Pour son avant-dernière apparition à la tête des Berlinois, Harnoncourt avait visé, comme si souvent, dans la rareté ; en l'occurrence le "dramma eroicomico" Orlando paladino de Haydn, un chef-d'œuvre de 1782 auquel il offre toute sa fougue et sa passion. A déguster dans les Archives de la Salle de concerts numérique du Philharmonique de Berlin !

Tant que le Philharmonique de Berlin est en résidence de Pâques à Baden-Baden, la Salle de concerts numérique ne transmet pas de concerts en direct : excellente raison pour aller faire un tour dans les invraisemblables archives de ladite Salle de concerts, plus de quatre cents concerts dont tout le répertoire de l'orchestre depuis 2009, ainsi que nombre de concerts de l'époque Karajan et Abbado. Mais en mémoire de Nikolaus Harnoncourt récemment disparu, nous vous parlerons ici de son avant-dernier concert à la tête des Berlinois, un programme aussi rare que fascinant : le "drame héroïco-comique" Orlando paladino de Haydn, donné le 22 mars 2009.

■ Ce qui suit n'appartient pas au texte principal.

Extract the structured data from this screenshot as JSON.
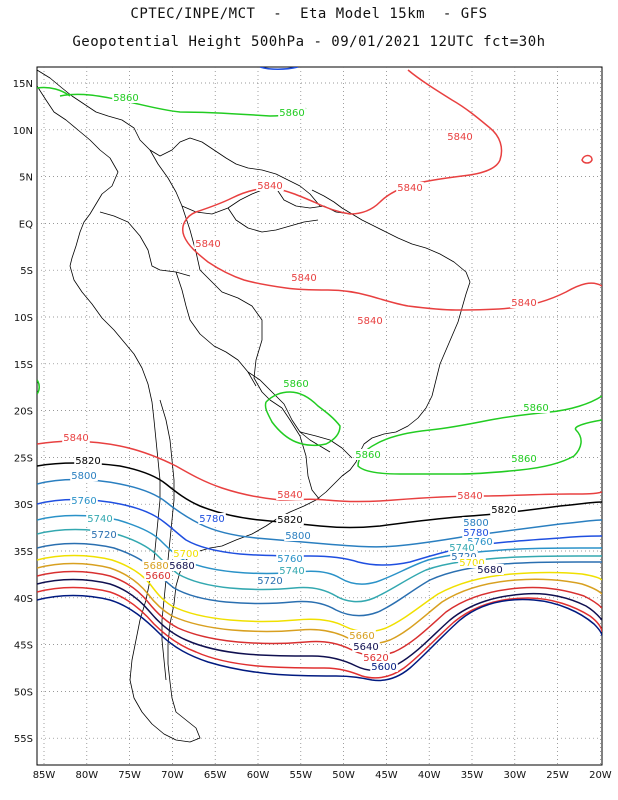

Haydn composa son Orlando paladino ("Le chevalier Roland") en prévision de la visite à Eszterháza du Grand-Duc Paul Pétrovitch (plus tard tsar Paul I) qui, avec son épouse Sophie-Dorothée de Wurtemberg-Montbéliard - qui deviendrait Maria Fédorovna en épousant Paul et en embrassant la foi orthodoxe - voyagèrent à travers l'Europe dans les années 80, et dont la route devait passer par Eszterháza en octobre 1782 de retour d'Italie. Bien sûr, "Nicolas le Magnifique", à savoir Nicolas I Joseph Eszterházy voulut faire dans le grandiose, de sorte que les préparatifs commencèrent des mois à l'avance. De telles festivités se devaient de durer plusieurs jours, pendant lesquels l'on présenterait entre autres un opéra écrit par le Kapellmeister de la cour - Joseph Haydn, déjà célèbre à travers l'Europe, et qui se mit au travail avec ardeur. Diantre, le Grand-Duc, peut-être même l'empereur en personne, il fallait les chouchouter. Hélas, la visite tomba à l'eau, de sorte que la création d'Orlando paladino fut reportée au jour de la Saint-Nicolas, le 6 décembre 1782. L'œuvre finit par se frayer un chemin jusqu'à la cour russe, en 1813, mais Paul I n'était déjà plus qu'un souvenir, puisqu'il avait été assassiné en 1801 par une cabale de conspirateurs qui placèrent son fils Alexandre I sur le trône impérial.

L'ouvrage porte le nom inhabituel de "dramma eroicomico", "drame héroïcomique" et, en effet, Haydn y mêle - le livret est heureusement d'une excellente facture - aspects comiques désopilants autant que drame profond, un peu comme dans Don Giovanni de Mozart. Selon toute évidence, la troupe de la cour disposait d'excellents musiciens et de chanteurs de haut vol, à en juger par l'étonnante virtuosité exigée des uns et des autres. En parlant de Don Giovanni - mais l'on pourrait aussi citer Cosi et les Noces -, on est légitimement en droit de se demander si Mozart eut l'occasion de jeter un coup d'œil à la partition de Haydn avant de se lancer dans l'écriture de ces trois opéras, plusieurs années après la création d'Orlando. Les très, très nombreux parallèles musicaux sont rien moins que très, très troublants, et quelques esprits facétieux pourraient même estimer que l'un des dessins mélodiques de l'air "Senti et trema" de Haydn ressemble à s'y méprendre à un autre dans le premier mouvement de la 41e symphonie de Mozart... de 1788. Quant à l'air "Ho viaggiato in Francia, in Spagna", comment n'y pas voir comme un très féroce air de ressemblance avec l'air du catalogue... Allez savoir : les grands esprits se rencontrent parfois sans s'en rendre compte ! Mais au moins, l'on peut en juger que Haydn a mis dans sa partition le meilleur de lui-même ; il est donc plus que dommage que l'ouvrage ne jouisse pas de la grande célébrité qu'il mériterait.

Le 22 mars 2009, un autre Nicolas, Harnoncourt en l'occurrence, dirigeait le Philharmonique de Berlin dans ce chef-d'œuvre. N'hésitez pas à regarder cette magnifique vidéo dorénavant conservée dans les richissimes archives de la Salle de concerts numériques, en attendant le prochain direct des Berlinois, rien moins que Tristan et Isolde le 3 avril.